Oxidative stress is associated with impaired post‐thaw sperm quality. As mitochondria are the main source of reactive oxygen species (ROS) in sperm, the goal of this study was to evaluate effects of the mitochondria‐targeting antioxidant Mitoquinone (MitoQ) during cryopreservation of bull sperm. Semen was collected from 11 Simmental bulls (two ejaculates per bull) and diluted in Triladyl® supplemented with various concentrations of MitoQ (0, 0.2, 2, and 20 nM) to a final concentration of 65 × 106 sperm/ml.

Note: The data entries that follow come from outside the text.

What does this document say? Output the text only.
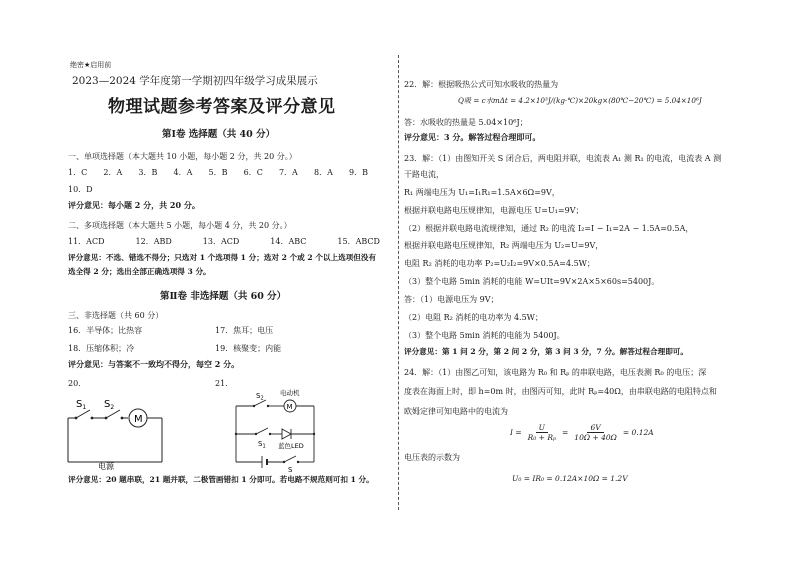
绝密★启用前
2023—2024 学年度第一学期初四年级学习成果展示
物理试题参考答案及评分意见
第Ⅰ卷 选择题（共 40 分）
一、单项选择题（本大题共 10 小题，每小题 2 分，共 20 分。）
1．C 2．A 3．B 4．A 5．B 6．C 7．A 8．A 9．B
10．D
评分意见：每小题 2 分，共 20 分。
二、多项选择题（本大题共 5 小题，每小题 4 分，共 20 分。）
11．ACD	12．ABD	13．ACD	14．ABC	15．ABCD
评分意见：不选、错选不得分；只选对 1 个选项得 1 分；选对 2 个或 2 个以上选项但没有
选全得 2 分；选出全部正确选项得 3 分。
第Ⅱ卷 非选择题（共 60 分）
三、非选择题（共 60 分）
16．半导体；比热容	17．焦耳；电压
18．压缩体积；冷	19．核聚变；内能
评分意见：与答案不一致均不得分，每空 2 分。
20．	21．
$S_1$ $S_2$
M
电源
电动机
M
$S_2$
$S_1$ 蓝色LED
S
评分意见：20 题串联，21 题并联，二极管画错扣 1 分即可。若电路不规范则可扣 1 分。
22．解：根据吸热公式可知水吸收的热量为
Q吸 = c水mΔt = 4.2×10³J/(kg·℃)×20kg×(80℃−20℃) = 5.04×10⁶J
答：水吸收的热量是 5.04×10⁶J；
评分意见：3 分。解答过程合理即可。
23．解：（1）由图知开关 S 闭合后，两电阻并联，电流表 A₁ 测 R₁ 的电流，电流表 A 测
干路电流，
R₁ 两端电压为 U₁=I₁R₁=1.5A×6Ω=9V，
根据并联电路电压规律知，电源电压 U=U₁=9V；
（2）根据并联电路电流规律知，通过 R₂ 的电流 I₂=I − I₁=2A − 1.5A=0.5A，
根据并联电路电压规律知，R₂ 两端电压为 U₂=U=9V，
电阻 R₂ 消耗的电功率 P₂=U₂I₂=9V×0.5A=4.5W；
（3）整个电路 5min 消耗的电能 W=UIt=9V×2A×5×60s=5400J。
答：（1）电源电压为 9V；
（2）电阻 R₂ 消耗的电功率为 4.5W；
（3）整个电路 5min 消耗的电能为 5400J。
评分意见：第 1 问 2 分，第 2 问 2 分，第 3 问 3 分，7 分。解答过程合理即可。
24．解：（1）由图乙可知，该电路为 R₀ 和 Rₚ 的串联电路，电压表测 R₀ 的电压；深
度表在海面上时，即 h=0m 时，由图丙可知，此时 Rₚ=40Ω，由串联电路的电阻特点和
欧姆定律可知电路中的电流为
$I = \frac{U}{\text{R₀ + Rₚ}} = \frac{6V}{10\Omega + 40\Omega} = 0.12A$
电压表的示数为
U₀ = IR₀ = 0.12A×10Ω = 1.2V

After thawing (0 and 3 hr), we assessed the following sperm traits: sperm motility by computer‐assisted sperm analysis (CASA), DNA fragmentation index by SCSA® and plasma and acrosome membrane integrity, intracellular calcium concentration, esterase activity, mitochondrial membrane potential and synthesis of ROS using two multicolour flow cytometric assays. After 3 hr of incubation, 20 nM MitoQ increased (p < .05) sperm ROS synthesis compared to Control, whereas none of the other quality parameters were altered (p > .05). Therefore, we concluded that addition of MitoQ to semen extender before cryopreservation of bull sperm was unable to improve post‐thaw sperm quality. Furthermore, 20 nM of MitoQ increased frozen‐thawed sperm ROS synthesis, without apparent negative effects on the evaluated sperm traits.